Oireachtas Joint and Select Committees

Thursday, 16 September 2021

Committee on Public Petitions

Direct Provision Policy and Related Matters: Discussion (Resumed)

Mr. Colm O'Dwyer:

Ms Gibney mentioned delays. I have some of the recent figures that have been quoted. The commission and any lawyers involved in the area would think that one of the most significant obstacles to what we welcome in the White Paper actually being realised is the delays in the international protection system as it stands. Ms Gibney mentioned that approximately 5,000 people - maybe more now - are awaiting their first-instance decision from the International Protection Office. The Irish Refugee Council has advised that the median time to get a first-instance decision is now 26.9 months. Effectively, it takes more than two years for people to get just their first-instance decision - and that is just the median. If we all remember our leaving certificate maths, that means that some people are waiting considerably longer.

We do not really hear so much about the delay in the appeals tribunal. The Irish Refugee Council has advised that at the moment the processing time for an appeal is approximately ten months. It has increased from nine months. Earlier in the summer there was a backlog of 1,655 appeals.

Compared with the IPO, that may not seem like a huge number, but one of the problems on a practical level is that, as some members may be aware, the protection tribunal has a premises beside Pearse Street and there are physical constraints. There are only, I think, five courtrooms, if you want to call them that, or conference rooms where the hearings can take place and there are restrictions on the number of sittings that can take place in a day. Even the maximum is probably about eight on any given day. That would be four in the morning and maybe four in the afternoon. The premises has five rooms. How a backlog of 1,700 plus all the cases that will probably come through from the IPO now as it ramps up will be dealt with is really a challenge.

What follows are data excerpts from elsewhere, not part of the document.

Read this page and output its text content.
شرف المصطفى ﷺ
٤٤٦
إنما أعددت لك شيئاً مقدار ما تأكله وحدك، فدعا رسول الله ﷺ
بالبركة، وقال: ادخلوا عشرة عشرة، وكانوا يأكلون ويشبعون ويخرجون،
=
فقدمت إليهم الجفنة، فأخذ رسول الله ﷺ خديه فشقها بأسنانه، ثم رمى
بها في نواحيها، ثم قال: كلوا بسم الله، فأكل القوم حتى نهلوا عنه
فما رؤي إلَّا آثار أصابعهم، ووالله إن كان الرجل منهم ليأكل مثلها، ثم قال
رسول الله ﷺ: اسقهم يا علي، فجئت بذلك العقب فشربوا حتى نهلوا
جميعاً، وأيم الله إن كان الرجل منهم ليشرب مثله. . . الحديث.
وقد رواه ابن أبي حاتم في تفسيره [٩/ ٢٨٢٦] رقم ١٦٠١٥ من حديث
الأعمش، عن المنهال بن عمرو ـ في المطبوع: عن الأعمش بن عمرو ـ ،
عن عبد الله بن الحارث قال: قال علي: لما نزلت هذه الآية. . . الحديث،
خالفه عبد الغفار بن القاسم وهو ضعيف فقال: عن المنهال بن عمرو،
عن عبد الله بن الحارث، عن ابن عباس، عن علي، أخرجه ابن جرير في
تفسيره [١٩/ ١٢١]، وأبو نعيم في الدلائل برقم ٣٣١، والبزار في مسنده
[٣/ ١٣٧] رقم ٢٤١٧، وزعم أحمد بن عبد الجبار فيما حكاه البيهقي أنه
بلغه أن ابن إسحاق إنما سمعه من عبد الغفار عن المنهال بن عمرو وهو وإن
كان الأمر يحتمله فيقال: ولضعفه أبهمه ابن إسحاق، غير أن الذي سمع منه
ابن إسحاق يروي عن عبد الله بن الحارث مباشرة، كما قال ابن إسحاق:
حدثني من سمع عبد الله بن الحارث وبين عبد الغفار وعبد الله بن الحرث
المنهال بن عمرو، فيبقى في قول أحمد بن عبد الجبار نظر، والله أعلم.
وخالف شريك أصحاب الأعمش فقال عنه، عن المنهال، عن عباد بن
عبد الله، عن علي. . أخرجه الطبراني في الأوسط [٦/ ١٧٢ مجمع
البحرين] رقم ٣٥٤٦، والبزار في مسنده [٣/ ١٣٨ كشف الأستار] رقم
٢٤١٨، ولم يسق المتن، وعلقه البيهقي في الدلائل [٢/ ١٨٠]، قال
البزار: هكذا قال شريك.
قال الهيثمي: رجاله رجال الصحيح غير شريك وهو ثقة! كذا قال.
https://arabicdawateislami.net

We have been focusing on the Minister, Deputy O'Gorman, but, to be fair, and as the committee may be aware, these are actually challenges for the Department of Justice as opposed to the Department of Children, Equality, Disability, Integration and Youth because the former in effect has control over those systems. Those delays really have to be dealt with before most of the White Paper can be implemented. Mr. Kirwan mentioned the idea of granting people leave to remain if they have been two years in the system. The committee will probably be aware that Catherine Day had recommended that that be done at the end of this year but, obviously, if there are now thousands of people in those backlogs, many of them will be at the two-year stage at the end of this year, so we would be talking about granting leave to remain to many thousands of people. The White Paper is not as explicit on that and seems to talk about doing that in 2022, in the hope, I suppose, that the backlogs will have gone down by then. We are not seeing action on these backlogs at present, and I do not think Covid is really the explanation. In fact, the backlogs are only getting worse, partially due to Covid. It is clear that these backlogs were already there when the White Paper was being developed. Maybe they were not quite as bad, but certainly, before Covid, neither the IPO nor the IPAT was anywhere near the target of six months as the median time it would take to get a decision. The White Paper to a certain extent is built on that being the timescale and, clearly, it will be a real struggle to get it down to that level. The alternative is to grant all the people in the backlog at least the option of leave to remain but, really, those are areas within the ambit of the Department of Justice rather than the Department of Children, Equality, Disability, Integration and Youth, so perhaps the committee's queries about those things might be better aimed towards the Minister for Justice rather than the Minister for Children, Equality, Disability, Integration and Youth.